Phosphorylation of Acid-soluble Proteins in Isolated Nucleoli of Novikoff Hepatoma Ascites Cells: EFFECTS OF DIVALENT CATIONS

Abstract

Abstract Isolated nucleoli from rat Novikoff hepatoma ascites cells incorporated 32P of [γ-32P]ATP into acid-soluble nucleolar proteins in vitro in systems containing 0.25 m sucrose, 5 mm MgCl2, 12.5 mm NaCl, and 0.05 m Tris-HCl buffer (pH 7.3) at 37°. Although the total uptake of 32P reached a maximum after 15 min of incubation, the uptake into some protein bands increased with longer incubation times. As shown by two-dimensional gel electrophoresis and autoradiography, all the proteins labeled in vitro, including the high molecular weight proteins designated as C23-24, B27, and B13 were shown previously to be labeled in vivo (Olson, M. O. J., Orrick, L. R., Jones, C., and Busch, H. J. Biol. Chem. 249, 2823–2827).
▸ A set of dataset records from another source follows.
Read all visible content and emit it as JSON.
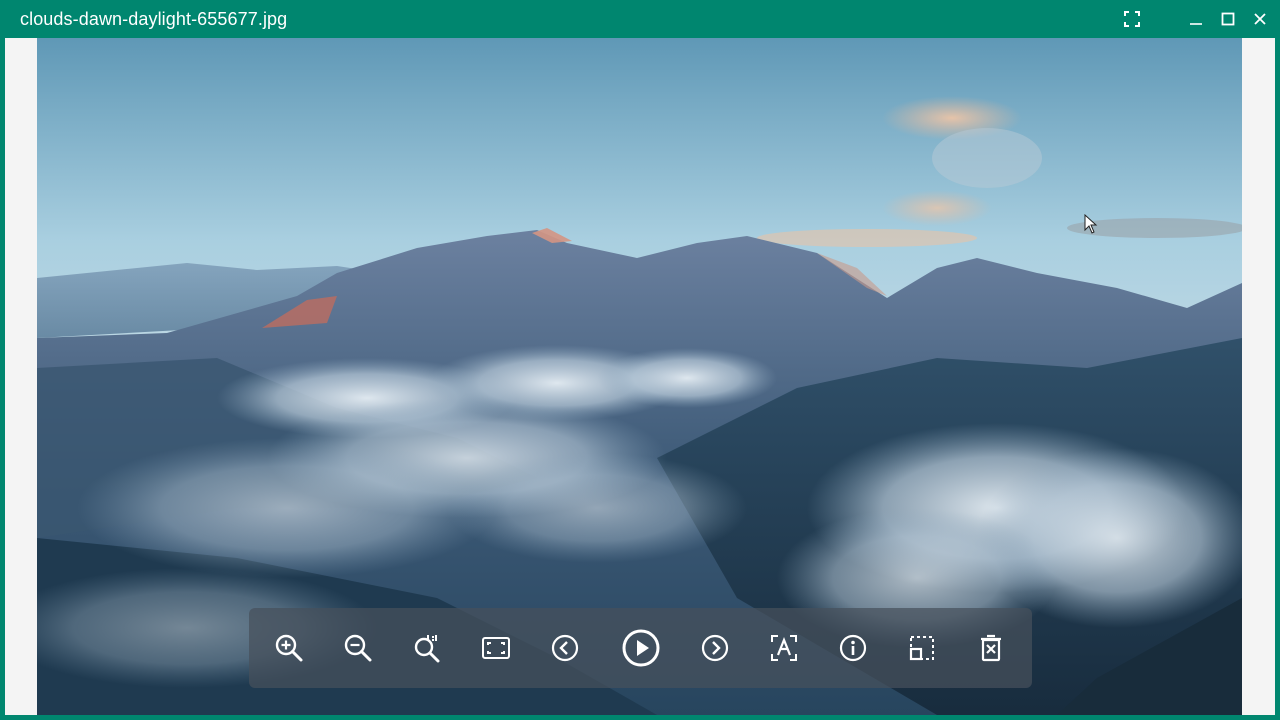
{
  "window": {
    "title": "clouds-dawn-daylight-655677.jpg",
    "accent_color": "#00866f",
    "controls": [
      "fullscreen-icon",
      "minimize-icon",
      "maximize-icon",
      "close-icon"
    ]
  },
  "image": {
    "subject": "mountains above clouds at dawn"
  },
  "toolbar": {
    "buttons": [
      {
        "name": "zoom-in-button",
        "icon": "zoom-in-icon"
      },
      {
        "name": "zoom-out-button",
        "icon": "zoom-out-icon"
      },
      {
        "name": "actual-size-button",
        "icon": "zoom-1to1-icon"
      },
      {
        "name": "fit-to-window-button",
        "icon": "fit-window-icon"
      },
      {
        "name": "previous-button",
        "icon": "chevron-left-circle-icon"
      },
      {
        "name": "slideshow-button",
        "icon": "play-circle-icon"
      },
      {
        "name": "next-button",
        "icon": "chevron-right-circle-icon"
      },
      {
        "name": "ocr-button",
        "icon": "text-recognition-icon"
      },
      {
        "name": "info-button",
        "icon": "info-icon"
      },
      {
        "name": "crop-button",
        "icon": "crop-icon"
      },
      {
        "name": "delete-button",
        "icon": "trash-icon"
      }
    ]
  }
}
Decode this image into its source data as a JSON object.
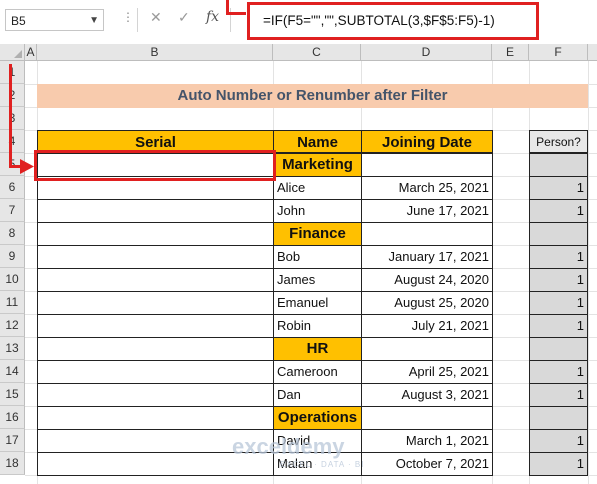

Divalent cations were necessary for phosphorylation in vitro but different profiles of phosphorylation were observed when Mg2+ was replaced with Co2+, Zn2+, or Mn2+. The presence of Zn2+ produced the highest 32P uptake associated with a marked increase in phosphorylation in proteins A17-19 and B23-25 compared to Mg2+ which produced high labeling in spots B13, and C23-24. These data indicate that the nucleolus contains phosphoprotein kinase(s) which exhibit different specificities in the presence of different divalent cations.